In den Kitas des Familienzentrums Dortmund-Brechten gibt es etwas Besonderes: das Portfolio, das „Ich-bin-Ich“-Buch der Kinder. Es ist eine individuelle Mappe, in der die Entwicklung eines jeden Kindes festgehalten wird. Die Fotos, Zeichnungen, kleinen Geschichten und Anmerkungen sind ein besonderer Schatz – für Kinder, Eltern und pädagogische Mitarbeitende.

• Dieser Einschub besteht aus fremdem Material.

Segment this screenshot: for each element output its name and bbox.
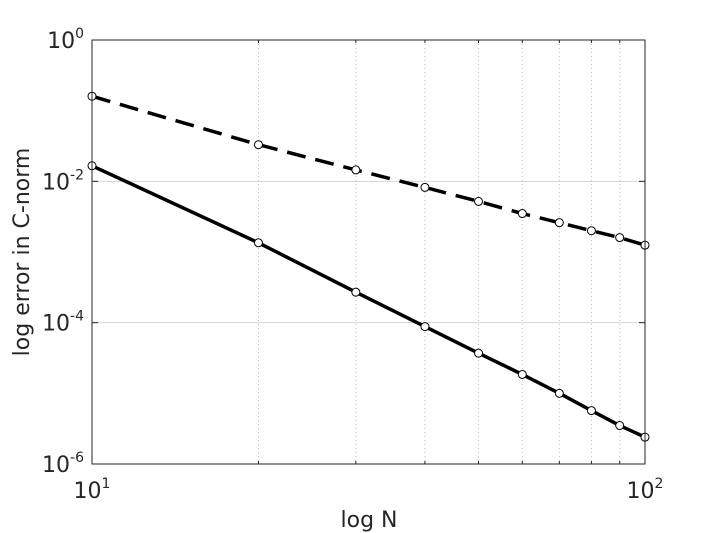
data-point-marker <box>253 140 263 150</box>
plot-frame <box>91 39 646 465</box>
series-line-2 <box>91 164 646 439</box>
grid <box>92 40 645 464</box>
data-point-marker <box>420 322 430 332</box>
data-point-marker <box>586 406 596 416</box>
series-group <box>87 91 650 442</box>
data-point-marker <box>554 388 564 398</box>
x-tick-label: 101 <box>74 476 111 504</box>
data-point-marker <box>517 369 527 379</box>
y-tick-label: 10-6 <box>42 450 84 478</box>
plot-background <box>92 40 645 464</box>
data-point-marker <box>474 196 484 206</box>
x-tick-label: 102 <box>627 476 664 504</box>
y-axis-label: log error in C-norm <box>10 148 35 357</box>
data-point-marker <box>351 287 361 297</box>
y-tick-label: 100 <box>47 26 84 54</box>
data-point-marker <box>615 233 625 243</box>
series-line-1 <box>91 94 646 247</box>
data-point-marker <box>253 238 263 248</box>
data-point-marker <box>420 182 430 192</box>
x-axis-label: log N <box>341 508 398 533</box>
data-point-marker <box>351 165 361 175</box>
data-point-marker <box>517 209 527 219</box>
data-point-marker <box>554 218 564 228</box>
data-point-marker <box>615 421 625 431</box>
data-point-marker <box>474 348 484 358</box>
axis-ticks: 101 102 100 10-2 10-4 10-6 <box>42 26 663 504</box>
data-point-marker <box>586 226 596 236</box>
y-tick-label: 10-4 <box>42 309 84 337</box>
y-tick-label: 10-2 <box>42 167 84 195</box>
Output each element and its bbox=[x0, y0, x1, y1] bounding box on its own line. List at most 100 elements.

Für die Eltern ist das Portfolio ein echtes „Fenster“ in den Kita-Alltag: Hier werden besondere Momente, Fortschritte und Interessen des Kindes festgehalten. Jedes Kind erhält sein eigenes Portfolio, das es gemeinsam mit den Mitarbeitenden, mit anderen Kindern oder allein gestalten kann. Die Dokumentation des Kindes zeigt, was es erlebt, entdeckt und gelernt hat – und hilft dabei, seine Entwicklungsschritte besser zu verstehen und gemeinsam zu begleiten. So entsteht eine schöne Verbindung zwischen dem, was in der Kita passiert, und dem, was zu Hause weiterlebt. Beim gemeinsamen Anschauen, Erzählen oder Mitgestalten erlebt das Kind: „Das bin ich – das habe ich gemacht – das kann ich!“

Ganz wichtig: Das Portfolio gehört dem Kind! In der Kita ist es selbstverständlich, dass niemand ungefragt ein Portfolio betrachten darf. Das Kind ist Gestalter*in und darf entscheiden, welche Inhalte bedeutsam sind und aufbewahrt werden sollen.

Diese Portfolio-Arbeit stärkt die Selbstwahrnehmung und das Selbstbewusstsein der Kinder. Sie passt gut zum kirchlichen Auftrag: Jedes Kind ist ein Geschenk Gottes, einzigartig, kostbar und wertvoll. Portfolio-Arbeit hilft dabei, diese Einzigartigkeit sichtbar zu machen und wertzuschätzen. Und was dabei entsteht, sind Erinnerungen fürs Leben.

Mit ihrem eigenen Einverständnis und dem ihrer Eltern haben sich einige Kita-Kinder aus Brechten bei ihrer Portfolio-Arbeit fotografieren lassen.